The unhoused were not the only ones being criminalized and evicted from their encampments this week, however, as we saw with pro-Palestine student activists across the country.  Regardless of where one lands on the broader question of Israel-Palestine, it is important to recognize that the current violence and repression against peaceful protestors was made possible by the right-wing’s ongoing demonization of universities as bastions of elitism, hyper-liberalism, and wasteful spending.  The right-wing’s sustained campaign against diversity, equity, and inclusion set the stage for this latest assault on campus-based protest, creating University administrations that are so scared that they find it politically necessary to repress academic freedom/activism with a zest that seemed almost impossible even a few years ago. 

As with homelessness, it is interesting not only how callous the discourse and discipline against university-based activism has become, but how a right-wing campaign has successfully captured a large chunk of the political spectrum.  Although there is a long history of conservatives attacking academia to score political points, including Ronald Reagan who rose to power in the 1960s by bashing on Berkeley, the right’s current obsession seems fairly new, at least in its intensity (it certainly wasn’t core to George W. Bush’s politics, for example).  Unfortunately, the current iteration seems to be working as they have quickly captured a wing of Democrats who now double-down on conservative depictions of universities as elite enclaves for radicals. 

One glaring example of how far conservatives have moved the needle was evidenced by the recent Congressional testimony of Columbia University President Minouche Shafik.  While throwing faculty, students, and academic freedom under the bus, President Shafik felt compelled to cede so much ground to Republicans that she even seemed fine with Congressman Dick Allen’s concern that Columbia might be cursed by God.  Lord help us. And yet, her capitulation seemed to appease no one as the House Speaker, Republican Mike Johnson, felt she had not gone far enough to the right and called for her resignation while her own faculty were preparing to censure her for failing to protect academic freedom and student rights. 

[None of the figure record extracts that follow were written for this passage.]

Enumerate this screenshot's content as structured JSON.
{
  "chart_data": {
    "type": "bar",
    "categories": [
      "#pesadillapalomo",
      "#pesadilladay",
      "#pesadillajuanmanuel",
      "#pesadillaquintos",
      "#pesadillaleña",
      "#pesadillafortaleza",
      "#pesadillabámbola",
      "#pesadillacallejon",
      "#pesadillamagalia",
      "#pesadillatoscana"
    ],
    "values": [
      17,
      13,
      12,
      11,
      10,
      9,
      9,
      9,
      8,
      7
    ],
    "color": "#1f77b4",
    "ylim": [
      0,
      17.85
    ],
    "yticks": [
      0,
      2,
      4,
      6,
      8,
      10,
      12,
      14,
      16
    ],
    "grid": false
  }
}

Room for hope?  It would certainly be in the workers in Chattanooga who chose solidarity over fear to defeat a sustained anti-union campaign.  It is also in the student protestors across the country.  University-sanctioned police repression did not squash student protest. It emboldened it.  And it is in those standing in solidarity, including union bus drivers who refused to help the NYPD cart off arrested Jewish protestors daring to demand a cease fire.  Only time will tell where these currents take us, and how effective they will be in pushing back against the right’s sustained assault.  Regardless, solidarity is needed now more than ever.